The Christmas period for small businesses seems to lead to cash flow problems. From there, things can go from bad to worse, seeing a rise in insolvencies in the New Year, typically in February. To avoid these cash flow shortages, small businesses should start to plan for the cash flow crunch now.
The Christmas shut down period sees the normal cycle of cash collection cease. For small businesses, many invoices are not chased for payment resulting in reduced cash coming in, which can have knock on effects on the business further disrupting cash flow.
The following tips could help you combat the cash flow crunch.
1) Securing working capital & ensuring receiving the maximum turnover
Cash flow problems are always an issue. As a small business, your focus must be on securing your working capital and ensuring you are achieving the maximum turnover.
2) You also need to be wary of any customer concentration risk
This is a situation where an individual customer equates to 30%, 40% or even 50% of total revenue. Concentrating revenue with one particular account is especially dangerous. Christmas time is unfortunately the most likely period for a large account to miss a payment cycle.

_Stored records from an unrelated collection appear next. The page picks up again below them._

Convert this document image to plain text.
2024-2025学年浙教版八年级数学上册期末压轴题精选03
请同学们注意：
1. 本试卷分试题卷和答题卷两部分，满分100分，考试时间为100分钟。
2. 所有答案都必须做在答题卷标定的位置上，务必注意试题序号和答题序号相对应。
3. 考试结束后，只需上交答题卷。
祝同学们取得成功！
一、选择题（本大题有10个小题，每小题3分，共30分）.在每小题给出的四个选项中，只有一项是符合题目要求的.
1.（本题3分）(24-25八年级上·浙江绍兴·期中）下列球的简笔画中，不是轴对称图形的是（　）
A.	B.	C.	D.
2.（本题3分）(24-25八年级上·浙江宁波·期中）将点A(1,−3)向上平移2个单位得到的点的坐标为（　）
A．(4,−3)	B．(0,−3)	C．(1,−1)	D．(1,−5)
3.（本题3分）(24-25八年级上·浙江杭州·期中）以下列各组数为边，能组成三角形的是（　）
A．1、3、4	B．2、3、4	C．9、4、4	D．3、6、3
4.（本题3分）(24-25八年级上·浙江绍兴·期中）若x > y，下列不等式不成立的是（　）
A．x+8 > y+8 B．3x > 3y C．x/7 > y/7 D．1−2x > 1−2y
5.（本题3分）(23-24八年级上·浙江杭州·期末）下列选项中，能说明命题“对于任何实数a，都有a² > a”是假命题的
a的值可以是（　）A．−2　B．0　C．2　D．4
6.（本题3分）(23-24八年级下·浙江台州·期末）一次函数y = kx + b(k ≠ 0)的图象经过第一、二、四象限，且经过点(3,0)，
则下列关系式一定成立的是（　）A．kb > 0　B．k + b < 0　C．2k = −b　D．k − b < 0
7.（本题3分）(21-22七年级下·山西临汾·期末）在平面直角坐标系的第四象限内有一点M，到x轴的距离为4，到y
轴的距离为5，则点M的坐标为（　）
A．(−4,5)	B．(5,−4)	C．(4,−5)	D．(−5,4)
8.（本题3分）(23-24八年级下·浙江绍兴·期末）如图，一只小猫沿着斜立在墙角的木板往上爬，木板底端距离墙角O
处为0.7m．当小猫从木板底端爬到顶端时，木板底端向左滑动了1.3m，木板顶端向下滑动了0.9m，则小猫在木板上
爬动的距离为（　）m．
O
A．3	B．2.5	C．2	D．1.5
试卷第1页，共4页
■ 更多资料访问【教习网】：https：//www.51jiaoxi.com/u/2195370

3) The key to combating this period is mid to long-term budget preparation
A small or start up business in particular, because of its low turnover is initially susceptible to severe cash flow problems. The ease with which start-ups can fall into a cash flow crisis sees the need for them to be ever more vigilant and ever more prepared.
Most small businesses and start-ups are living hand to mouth, not looking further than the next week or next paid invoice. Try to avoid this by preparing a plan to combat any cash flow problems.
4) Preparing a rolling 13-week cash flow
A good way of predicting and reacting to trading and social trends is to prepare a rolling 13-week cash flow. As you are constantly forecasting three months ahead, you should be better equipped to handle the peaks and troughs, and become more adept at recognizing any warning signs.
Many of the businesses that fail during their first two years of operation do so out of lack of planning. As many are living hand to mouth, they don’t recognize the trends and thus do not have enough of a buffer to secure themselves during the low periods.
Once you have prepared your rolling 13-week cash flow, small businesses that can identify the lack of funds and will need to secure additional working capital immediately, whilst also considering the need to injecting extra funds into the business through the selling of non-vital assets.
5) Clear communication of your payment expectation with clients
A further handy tip is to clearly communicate your trading terms with clients prior to the undertaking of a job, particularly well before the Christmas trading period.